Commenting on the possibility of a war in Lebanon following the sudden resignation of Lebanese Prime Minister Saad Hariri in early November, Bitar noted that no one could tell whether the situation will escalate into a war.
"Very clearly, there was pressure escalated by Saudi Arabia, which, apparently, asked Saad Hariri to resign, protesting against Iran's growing influence at the regional level," the scholar emphasized. "It's not just about Lebanon, it's also related to what is happening in Yemen and in Syria, where the Iranians managed to make Bashar Assad stay in power."
Due to this precondition, "Lebanon risks becoming the arena of confrontation between these regional powers, either directly or indirectly," he believes.
According to Bitar, as of yet there has been a certain balance of power based on "a kind of mutual deterrence": "Neither the Saudis nor Hezbollah are interested in the deterioration of the situation," the specialist noted.

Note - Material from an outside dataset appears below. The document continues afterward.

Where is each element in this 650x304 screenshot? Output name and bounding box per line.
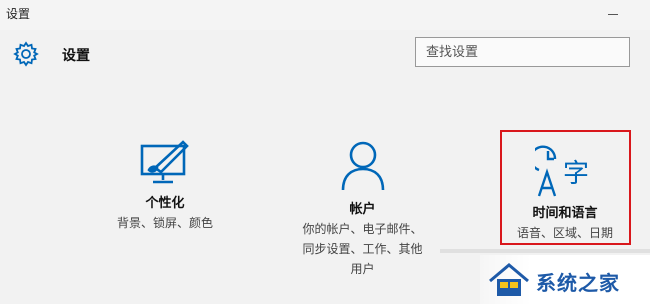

"However, when the situation is so tense, when at the helm there are such tough, impulsive and emotional people as [Crown Prince] Mohammed bin Salman in Saudi Arabia or [President] Donald Trump in the US, a coincidence of various factors could lead to an explosion," he warned.
The scholar bemoaned the fact that Lebanon has become "a hostage to the regional conflicts."
However, over the past couples of weeks, even the Lebanese people, whose attitudes towards Hezbollah's internal policy were negative, felt that the Saudis and Donald Trump have gone too far, he noted.
"When the Saudis asked Hariri to announce the resignation from Saudi Arabia through the Saudi TV channel, they [the Lebanese] saw it as an attack on [the country's] national sovereignty," Bitar said, adding that "sometimes there is a feeling that the Saudis are acting against their own interests."
The specialist believes that France may play a constructive role in solving the political crisis in Lebanon.
The scholar surmised that the US has played a significant role in the ongoing Lebanese crisis: Washington seeks to indirectly hit Iran in Lebanon and Syria, since its initial plan to weaken Tehran through renegotiating the Iran nuclear deal, also known as the Joint Comprehensive Plan of Action (JCPOA), has largely failed.
"Trump wanted to reconsider the nuclear agreement signed with Iran by his predecessor Barack Obama," Bitar explained. "However, he saw that this was impossible, since it was not a bilateral agreement, but Europe and the United Nations were also the parties to it. At the same time, the Europeans made it clear that they believe that Iran has kept its word, so there is no reason to revise the accord."
Previously, Hariri announced his decision to step down citing assassination fears, saying that the atmosphere in Lebanon reminded him of that before the murder of his father, ex-Lebanese Prime Minister Rafic Hariri, who was killed in 2005.
Hariri served as prime minister from 2009 to 2011 and took office again in November 2016.
He also lashed out at Iran and its ally Hezbollah, a Shi'ite militia operating in Lebanon, for interfering in the affairs of Arab countries. He added that Tehran's arms in the region would be cut off.
Iran denied the claim as groundless, while the leader of Hezbollah, Hassan Nasrallah, said that the Saudi leadership was behind Hariri's resignation.